If you thought BMW’s emblem was reminiscent of its days as an airplane manufacturer—you're wrong. If you thought the logo's “Roundel” portrayed a spinning airplane propeller—you're also wrong. Luckily, the Munich-based automaker recently shared a “BMW Explained” column outlining the history of the Roundel and the myths of its provenance.
“Many people believe the BMW logo is a stylized propeller,” Fred Jakobs of BMW Group Classic said in the article. “But the truth is a little different.”
So how did the Roundel come about? Well, according to the historical finding, the company’s iconic blue-and-white inner circular quarters originated as a representation of the State of Bavaria’s official colors. However, the pattern within BMW’s logo displays those colors in an inverted order because back when the logo was first created, the local trademark law of the era banned the use of the state’s coats of arms and other related “symbols of sovereignty” in commercial insignias.
As a result, BMW’s solution was to simply flip the colors to circumvent the trademark law.
BMW first registered as a company on October 5, 1917, with the German Imperial Register of Trademarks after originating as Rapp Motorenwerke GmbH in 1913. Originally, BMW had no emblem, so its creators simply took the former founding company’s original badge, retained its circular form with the outer black ring, and simply replaced the horse head silhouette with the inverted colors of the state and the letters, BMW, for Bayerische Motoren Werke or Bavarian Motor Works.
So where does the common misconception that BMW’s logo is an airplane propeller come from? This ad from 1929:
It surfaced that year as a promotion for the company’s newest aircraft engine they were manufacturing under license for Pratt & Whitney at the time just as the global economic crisis, also known to us as “The Great Depression,” began to set in. This perception simply took off as it was strongly associated with BMW’s origins as an airplane manufacturer. It was since perpetuated a number of times through public media, particularly in 1942 when a similar ad surfaced in a BMW-based publication, “Flugmotoren-Nachrichten” or “Aircraft Engine News.”

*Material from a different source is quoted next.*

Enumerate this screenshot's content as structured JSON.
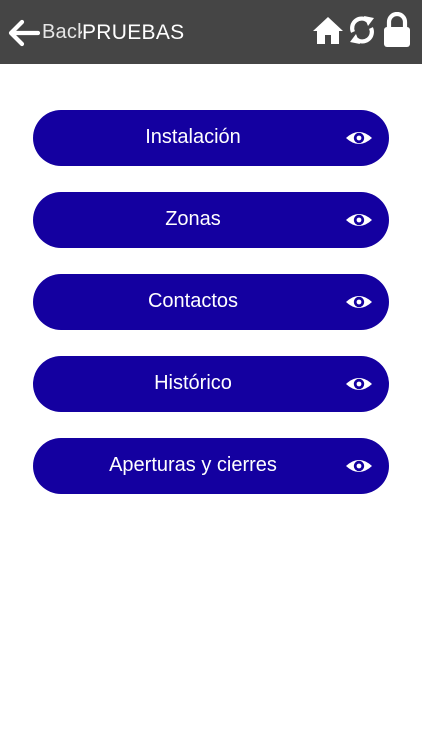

“For a long time, BMW made little effort to correct the myth that the BMW badge is a propeller,” Jakobs said.
Furthermore, Jakobs said calling the BMW emblem a depiction of an airplane propeller isn’t totally wrong, but it isn’t 100 percent accurate either. The New York Times published an article in 2010 to dispel the same myth, but for some reason, the myth continues to stick.
“This interpretation has been commonplace for 90 years, so in the meantime, it has acquired a certain justification,” Jakobs continued.
With the company's official declaration from its in-house periodical, hopefully, the record will be set straight for once and for all.